At bottom, walled gardens are a form of Internet incrementalism produced through the pursuit of a presumed authoritative value proxy, time on-site. How do you know when you are building a walled garden? Well, spending a billion dollars to acquire an eleven person start-up with no revenue might be a clue. The only issue here is that the costs to support this approach can in the long run become prohibitively expensive and, as new Internet experiences emerge, a user’s boredom will lead them to the next new thing.

Sustaining the Organic Conversation

There are, however, other value proxies that Facebook might subscribe to and explore, not as sexy mind you as being the world’s leading advertising platform but still valuable nonetheless and congruent with the idea of understanding and influencing human behavior.

Part of what makes Facebook attractive to consumer goods types is the ability to employ user data to understand what drives and motivates consumers to engage, what some analysts have referred to as having an organic consumer conversation. The wealth of consumer data available and the opportunities to explore consumer/supplier relationships has enormous potential. The ability of consumers to declare what means the most to them and suggest what might come next gives vendors unprecedented access and insights that might take them years and billions of dollars to acquire by any other means.

Interestingly enough, there are established firms that purport to do exactly this. For instance here is how one describes their value proposition:

“We are a leading global information and measurement company that provides clients with a comprehensive understanding of consumers and consumer behaviors…Our information, insights and solutions help our clients maintain and strengthen their market positions and identify opportunities for profitable growth.”

The quote is directly from material filed with the SEC that describes Nielsen, a $5.1b global, publically traded company. If you assume for a minute that what Facebook truly affords clients is access to consumer information and relationships then comparing Facebook to Nielsen may not be as inappropriate as it might seem at first glance. Again, the value potential of Facebook is still being sorted out and it may turn out that advertising is not its primary value proposition and time on-site may not be its most authoritative value proxy. Understanding consumers may be a better comparable. But if this proves to be the case then there will need to be some further adjustments in expectations as Nielsen trades at a 34 P/E ratio and Facebook went out at a 85-100 P/E ratio. You do the math.
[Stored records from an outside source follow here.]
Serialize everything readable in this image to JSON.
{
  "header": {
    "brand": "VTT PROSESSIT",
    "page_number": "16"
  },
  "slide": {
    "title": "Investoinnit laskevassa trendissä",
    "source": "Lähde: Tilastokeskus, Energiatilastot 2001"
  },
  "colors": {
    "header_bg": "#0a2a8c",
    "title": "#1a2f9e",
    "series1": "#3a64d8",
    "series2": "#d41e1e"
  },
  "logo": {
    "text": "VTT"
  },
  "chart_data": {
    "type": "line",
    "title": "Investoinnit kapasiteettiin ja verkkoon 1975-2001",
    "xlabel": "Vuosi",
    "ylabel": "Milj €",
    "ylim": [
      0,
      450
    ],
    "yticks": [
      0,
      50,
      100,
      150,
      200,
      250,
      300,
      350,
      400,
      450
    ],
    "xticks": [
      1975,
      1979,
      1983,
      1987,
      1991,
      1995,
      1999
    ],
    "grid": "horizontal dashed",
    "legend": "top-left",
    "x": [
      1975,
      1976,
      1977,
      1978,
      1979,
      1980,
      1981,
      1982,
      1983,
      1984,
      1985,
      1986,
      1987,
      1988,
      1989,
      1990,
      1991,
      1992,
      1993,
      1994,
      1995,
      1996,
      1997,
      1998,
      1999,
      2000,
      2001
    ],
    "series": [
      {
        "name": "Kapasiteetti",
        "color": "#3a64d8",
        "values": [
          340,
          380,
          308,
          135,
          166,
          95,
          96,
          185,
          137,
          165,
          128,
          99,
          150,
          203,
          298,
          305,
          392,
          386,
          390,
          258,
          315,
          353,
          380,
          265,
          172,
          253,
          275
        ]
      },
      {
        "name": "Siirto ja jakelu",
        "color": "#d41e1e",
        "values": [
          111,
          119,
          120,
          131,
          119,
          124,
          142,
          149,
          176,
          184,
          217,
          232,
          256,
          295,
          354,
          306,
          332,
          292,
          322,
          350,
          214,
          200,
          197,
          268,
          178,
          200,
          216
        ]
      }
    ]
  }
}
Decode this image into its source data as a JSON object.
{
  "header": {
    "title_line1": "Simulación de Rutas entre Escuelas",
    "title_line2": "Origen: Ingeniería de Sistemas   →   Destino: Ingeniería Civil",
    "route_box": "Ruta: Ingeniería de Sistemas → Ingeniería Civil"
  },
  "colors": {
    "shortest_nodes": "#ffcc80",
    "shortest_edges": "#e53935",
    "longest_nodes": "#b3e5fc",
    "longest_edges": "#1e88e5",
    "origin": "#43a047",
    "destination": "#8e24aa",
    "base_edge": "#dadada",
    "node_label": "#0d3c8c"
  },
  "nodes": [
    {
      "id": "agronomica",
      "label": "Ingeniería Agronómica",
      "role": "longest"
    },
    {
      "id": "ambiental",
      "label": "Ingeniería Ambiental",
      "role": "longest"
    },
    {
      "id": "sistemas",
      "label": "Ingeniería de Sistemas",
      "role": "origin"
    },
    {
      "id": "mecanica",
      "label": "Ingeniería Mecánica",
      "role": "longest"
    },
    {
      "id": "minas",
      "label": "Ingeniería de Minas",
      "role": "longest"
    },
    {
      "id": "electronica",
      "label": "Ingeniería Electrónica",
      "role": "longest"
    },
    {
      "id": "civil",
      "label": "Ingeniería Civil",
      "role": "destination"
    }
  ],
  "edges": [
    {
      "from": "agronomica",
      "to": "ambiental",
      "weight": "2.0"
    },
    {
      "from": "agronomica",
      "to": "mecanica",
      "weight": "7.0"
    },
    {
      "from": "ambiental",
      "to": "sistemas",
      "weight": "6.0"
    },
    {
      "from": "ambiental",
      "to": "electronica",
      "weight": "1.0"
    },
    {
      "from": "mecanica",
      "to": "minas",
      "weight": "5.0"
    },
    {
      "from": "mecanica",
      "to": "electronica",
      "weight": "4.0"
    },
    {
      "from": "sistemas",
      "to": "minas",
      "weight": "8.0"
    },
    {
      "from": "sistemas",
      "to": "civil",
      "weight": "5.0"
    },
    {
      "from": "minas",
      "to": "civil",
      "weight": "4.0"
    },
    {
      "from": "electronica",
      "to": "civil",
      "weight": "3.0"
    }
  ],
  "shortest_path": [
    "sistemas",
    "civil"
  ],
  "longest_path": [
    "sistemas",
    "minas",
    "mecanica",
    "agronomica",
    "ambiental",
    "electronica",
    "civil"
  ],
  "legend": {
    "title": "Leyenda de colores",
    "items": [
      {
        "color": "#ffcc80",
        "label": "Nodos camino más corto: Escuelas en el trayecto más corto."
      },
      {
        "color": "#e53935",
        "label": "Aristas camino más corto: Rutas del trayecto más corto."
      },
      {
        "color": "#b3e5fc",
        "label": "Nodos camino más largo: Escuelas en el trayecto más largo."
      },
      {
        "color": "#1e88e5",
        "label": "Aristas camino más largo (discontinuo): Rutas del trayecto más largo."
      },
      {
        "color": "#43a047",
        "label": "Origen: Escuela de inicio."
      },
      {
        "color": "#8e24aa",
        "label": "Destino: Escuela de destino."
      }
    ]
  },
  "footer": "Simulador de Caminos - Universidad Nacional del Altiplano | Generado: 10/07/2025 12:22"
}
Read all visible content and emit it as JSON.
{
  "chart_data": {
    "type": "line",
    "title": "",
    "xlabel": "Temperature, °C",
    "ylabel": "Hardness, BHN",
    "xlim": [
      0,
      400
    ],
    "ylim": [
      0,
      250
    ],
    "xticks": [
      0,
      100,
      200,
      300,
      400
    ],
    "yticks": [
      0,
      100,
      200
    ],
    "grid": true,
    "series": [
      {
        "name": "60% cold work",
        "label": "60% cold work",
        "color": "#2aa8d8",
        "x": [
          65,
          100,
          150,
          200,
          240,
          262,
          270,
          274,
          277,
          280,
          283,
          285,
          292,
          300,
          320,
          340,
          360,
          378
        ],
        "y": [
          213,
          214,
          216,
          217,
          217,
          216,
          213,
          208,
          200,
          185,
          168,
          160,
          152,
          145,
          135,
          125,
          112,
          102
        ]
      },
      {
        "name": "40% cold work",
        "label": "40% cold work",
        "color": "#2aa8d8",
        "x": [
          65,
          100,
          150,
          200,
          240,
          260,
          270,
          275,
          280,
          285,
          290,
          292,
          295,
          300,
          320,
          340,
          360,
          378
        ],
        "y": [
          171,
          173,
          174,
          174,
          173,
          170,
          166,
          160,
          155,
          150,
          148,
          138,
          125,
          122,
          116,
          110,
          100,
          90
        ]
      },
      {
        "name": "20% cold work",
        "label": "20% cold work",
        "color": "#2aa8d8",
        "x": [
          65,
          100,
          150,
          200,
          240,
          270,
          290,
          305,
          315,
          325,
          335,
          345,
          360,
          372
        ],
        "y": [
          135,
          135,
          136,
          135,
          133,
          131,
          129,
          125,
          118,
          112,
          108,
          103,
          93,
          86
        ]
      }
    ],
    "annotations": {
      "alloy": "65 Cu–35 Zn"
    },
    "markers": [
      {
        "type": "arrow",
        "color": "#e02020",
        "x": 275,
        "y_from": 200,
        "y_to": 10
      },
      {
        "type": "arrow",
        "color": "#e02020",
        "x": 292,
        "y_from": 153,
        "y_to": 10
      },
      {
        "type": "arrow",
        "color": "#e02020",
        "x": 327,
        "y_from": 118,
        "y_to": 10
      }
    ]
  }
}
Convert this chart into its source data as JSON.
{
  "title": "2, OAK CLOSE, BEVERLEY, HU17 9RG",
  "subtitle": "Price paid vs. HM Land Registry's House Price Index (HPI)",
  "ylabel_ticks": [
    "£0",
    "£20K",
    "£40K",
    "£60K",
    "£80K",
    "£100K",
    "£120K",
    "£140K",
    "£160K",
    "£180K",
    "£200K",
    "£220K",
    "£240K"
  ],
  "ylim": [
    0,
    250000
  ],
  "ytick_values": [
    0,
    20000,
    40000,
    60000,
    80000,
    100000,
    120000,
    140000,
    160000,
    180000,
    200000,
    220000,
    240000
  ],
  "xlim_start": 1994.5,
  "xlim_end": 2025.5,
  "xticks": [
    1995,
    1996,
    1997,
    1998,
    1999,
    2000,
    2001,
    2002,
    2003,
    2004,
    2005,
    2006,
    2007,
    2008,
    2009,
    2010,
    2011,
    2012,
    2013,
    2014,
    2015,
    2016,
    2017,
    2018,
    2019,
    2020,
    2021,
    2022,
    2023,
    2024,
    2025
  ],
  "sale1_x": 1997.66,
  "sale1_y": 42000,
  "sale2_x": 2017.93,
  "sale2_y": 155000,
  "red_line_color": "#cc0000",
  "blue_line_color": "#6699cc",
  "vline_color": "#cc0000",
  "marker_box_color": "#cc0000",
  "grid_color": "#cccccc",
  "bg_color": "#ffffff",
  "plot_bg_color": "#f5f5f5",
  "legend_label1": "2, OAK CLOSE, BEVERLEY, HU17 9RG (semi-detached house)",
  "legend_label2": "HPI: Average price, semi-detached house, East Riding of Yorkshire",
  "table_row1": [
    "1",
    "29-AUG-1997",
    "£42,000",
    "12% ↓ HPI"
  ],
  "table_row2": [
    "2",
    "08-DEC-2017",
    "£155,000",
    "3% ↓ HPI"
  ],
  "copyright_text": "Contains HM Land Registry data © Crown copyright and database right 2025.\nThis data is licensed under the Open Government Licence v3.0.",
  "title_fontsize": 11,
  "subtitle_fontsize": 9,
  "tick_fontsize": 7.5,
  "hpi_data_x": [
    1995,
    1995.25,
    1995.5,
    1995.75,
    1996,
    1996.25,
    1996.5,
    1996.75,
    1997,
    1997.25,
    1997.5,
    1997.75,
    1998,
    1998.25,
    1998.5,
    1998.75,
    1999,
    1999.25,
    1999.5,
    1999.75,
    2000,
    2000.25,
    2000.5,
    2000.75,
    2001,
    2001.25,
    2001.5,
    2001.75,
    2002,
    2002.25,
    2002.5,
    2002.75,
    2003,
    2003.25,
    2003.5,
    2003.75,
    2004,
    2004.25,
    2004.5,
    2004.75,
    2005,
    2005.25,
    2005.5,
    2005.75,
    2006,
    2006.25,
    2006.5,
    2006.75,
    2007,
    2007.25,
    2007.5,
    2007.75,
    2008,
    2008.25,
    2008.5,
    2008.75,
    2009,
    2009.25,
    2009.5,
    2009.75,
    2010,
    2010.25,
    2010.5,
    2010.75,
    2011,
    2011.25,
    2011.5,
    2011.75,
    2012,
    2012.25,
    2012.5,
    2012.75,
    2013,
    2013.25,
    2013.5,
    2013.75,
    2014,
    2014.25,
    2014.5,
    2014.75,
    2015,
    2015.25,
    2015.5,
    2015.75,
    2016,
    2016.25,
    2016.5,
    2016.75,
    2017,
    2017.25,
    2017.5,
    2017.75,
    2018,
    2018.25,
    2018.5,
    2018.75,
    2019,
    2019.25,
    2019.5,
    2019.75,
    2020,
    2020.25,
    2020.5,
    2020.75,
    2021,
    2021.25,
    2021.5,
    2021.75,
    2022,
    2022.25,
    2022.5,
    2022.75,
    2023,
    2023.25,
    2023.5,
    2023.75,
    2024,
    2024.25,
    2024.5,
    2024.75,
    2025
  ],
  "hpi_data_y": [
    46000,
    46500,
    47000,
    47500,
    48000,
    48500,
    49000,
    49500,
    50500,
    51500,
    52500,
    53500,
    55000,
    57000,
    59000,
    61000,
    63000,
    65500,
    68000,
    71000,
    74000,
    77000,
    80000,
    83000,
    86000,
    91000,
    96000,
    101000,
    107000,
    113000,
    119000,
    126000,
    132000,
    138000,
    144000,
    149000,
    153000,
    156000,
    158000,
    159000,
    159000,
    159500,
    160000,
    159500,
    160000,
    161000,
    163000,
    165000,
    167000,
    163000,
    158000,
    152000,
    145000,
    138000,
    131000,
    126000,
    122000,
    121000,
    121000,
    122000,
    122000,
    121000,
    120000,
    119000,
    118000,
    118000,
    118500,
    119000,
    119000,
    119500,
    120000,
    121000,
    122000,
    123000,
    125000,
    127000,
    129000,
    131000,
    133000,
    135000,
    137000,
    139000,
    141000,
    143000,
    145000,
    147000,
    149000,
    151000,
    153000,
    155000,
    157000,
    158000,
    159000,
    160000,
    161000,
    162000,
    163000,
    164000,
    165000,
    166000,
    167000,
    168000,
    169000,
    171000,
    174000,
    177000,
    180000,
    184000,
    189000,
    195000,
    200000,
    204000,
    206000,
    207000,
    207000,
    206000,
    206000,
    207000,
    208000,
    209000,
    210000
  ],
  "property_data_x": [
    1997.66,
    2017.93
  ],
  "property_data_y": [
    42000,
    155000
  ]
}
About a year ago comScore collaborating with Facebook came out with a piece of research called The Power of Like in which they declared that the reach afforded brands through Friends of Fans, telling your friends you’re a brand fan and that you like something, was without a doubt the most compelling social media value proposition on the Internet.

Now I happen to “Like” Benedetto’s La Venezia, Meade’s MAX Mount, Aston Martin’s Vanquish and Facebook’s stock but the chances of me ever buying any one these is significantly less than zero.

But I wouldn’t hesitate to recommend that you do.